Karen O'Connor
Karen O’Connor is the Jonathan N. Helfat Distinguished Professor of Political Science at American University, where she previously served as Chair of the Department of Government. She is an expert on American politics, the courts, women and politics, and interest group politics. Along with Larry J. Sabato, she is the author of the best-selling American Politics textbook in the U.S., now in preparation for its 14th edition. Named in 2010 – 2016 by the Irish Times as one of America’s top 100 Irish lawyers (along with Chief Justice Roberts and Associate Justice Anthony Kennedy), O’Connor twice headed the American Political Science Association’s Organized Research Section on Law and Courts. She has also testified before both the House and Senate judiciary committee subcommittees on the Constitution on the issue of reproductive rights, an area in which she has published extensively. She has also briefed various members of Congress on women’s issues including Title IX. She is currently working on a study of presidential electors based on original survey data provided electors in the 2004 – 2016 presidential elections.

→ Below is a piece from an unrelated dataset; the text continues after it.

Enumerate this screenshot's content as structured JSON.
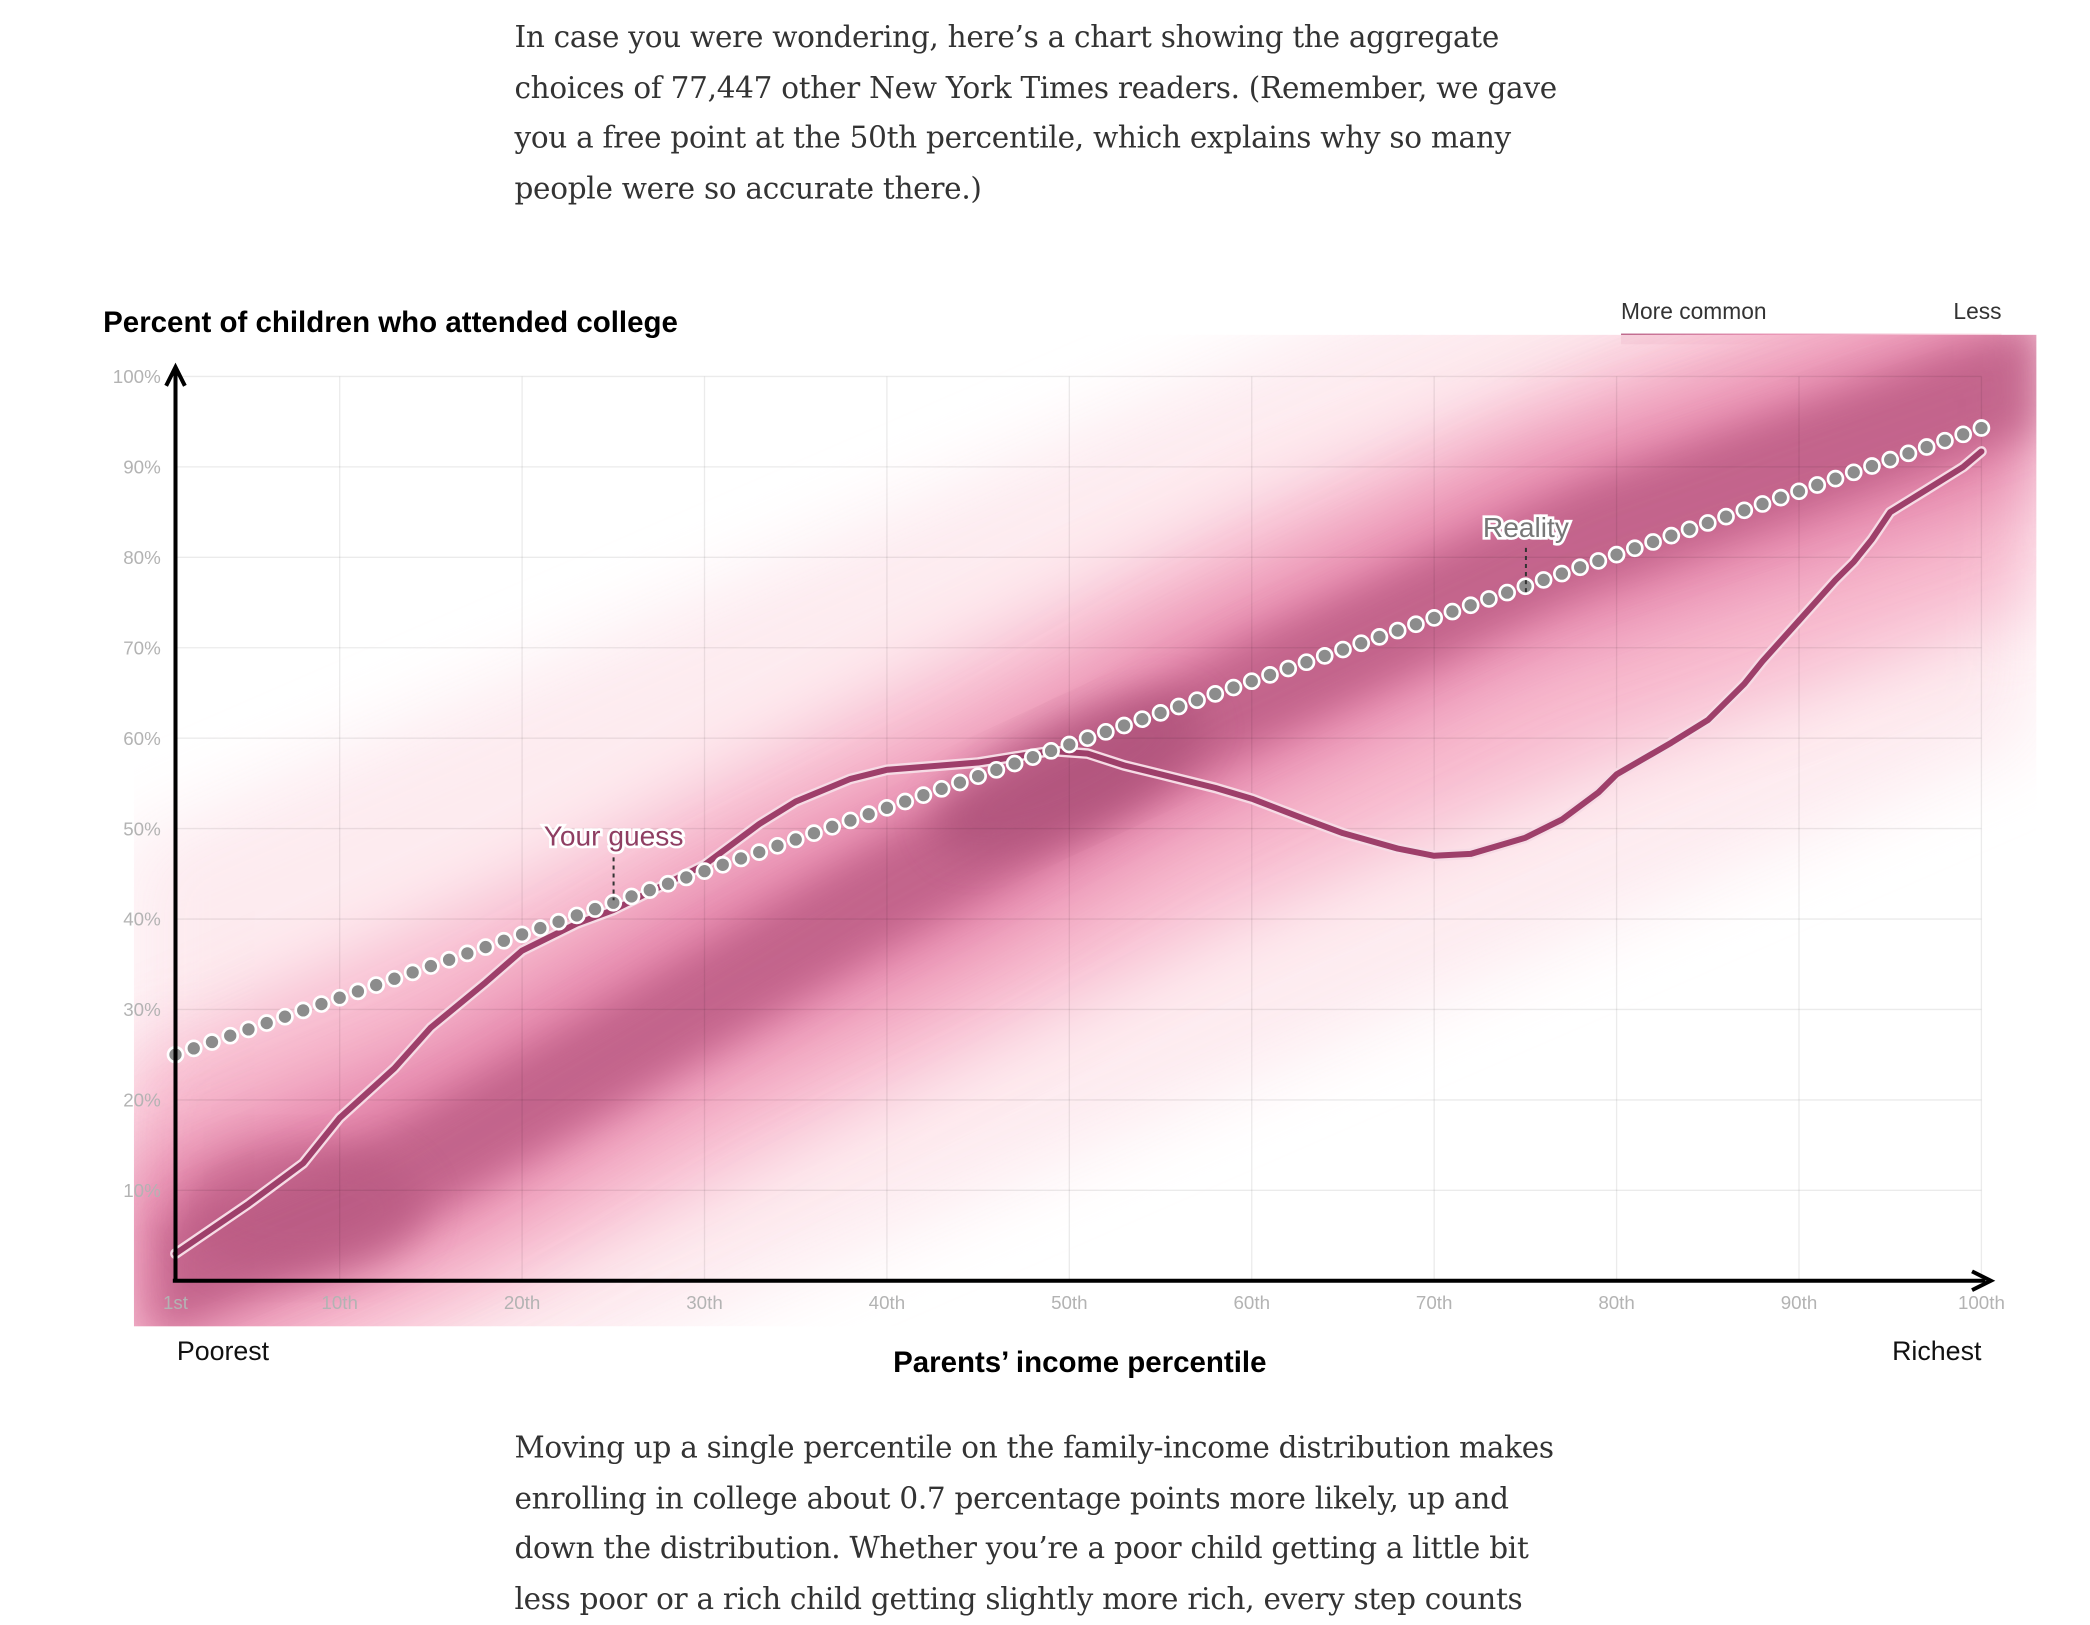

She is the founder and former director of the American University’s Women & Politics Institute, which she headed for eleven years, while also serving six years as editor of Women & Politics and as president of the APSA’s Organized Research section on Women and Politics. Additionally, O’Connor served as president of the national and southern Women’s Caucus for Political Science. O’Connor is the coauthor of the leading textbook on women and politics, now in its 5th edition. She’s been the editor of several books on women and politics, most recently, the two-volume Sage Handbook on Gender and Leadership, which contains more than 100 commissioned chapters on a range of women’s leadership issues from international relations, comparative politics, and American politics. She serves or has served on the editorial boards of several journals including the Journal of Politics and Women, Politics and Policy.
O’Connor is past president of the National Capital Area Political Science Association and the Southern Political Science Association. She has served on convention programs committee for the SPSA, APSA, and NCAPSA several times including chairing the SPSA’s 2000 annual meeting. At Emory University, where she taught from 1977 to 1995, she was the first woman in its history to receive the university-wide teaching award. She has published multiple times with more than 20 former students, who include a member of Congress, several judges, law professors, congressional chiefs of staff, and well-respected political scientists. She was AU’s Scholar/Teacher of the Year in 2002. She has been honored by several associations as most outstanding woman in political science and public administration as well as by the Southern Political Science Association for her contributions to the discipline. A graduate of SUNY Buffalo, where she received a JD and PhD, she was honored in 2010 as the Department of Political Science’s Most Outstanding Graduate, the first graduate student to receive that award.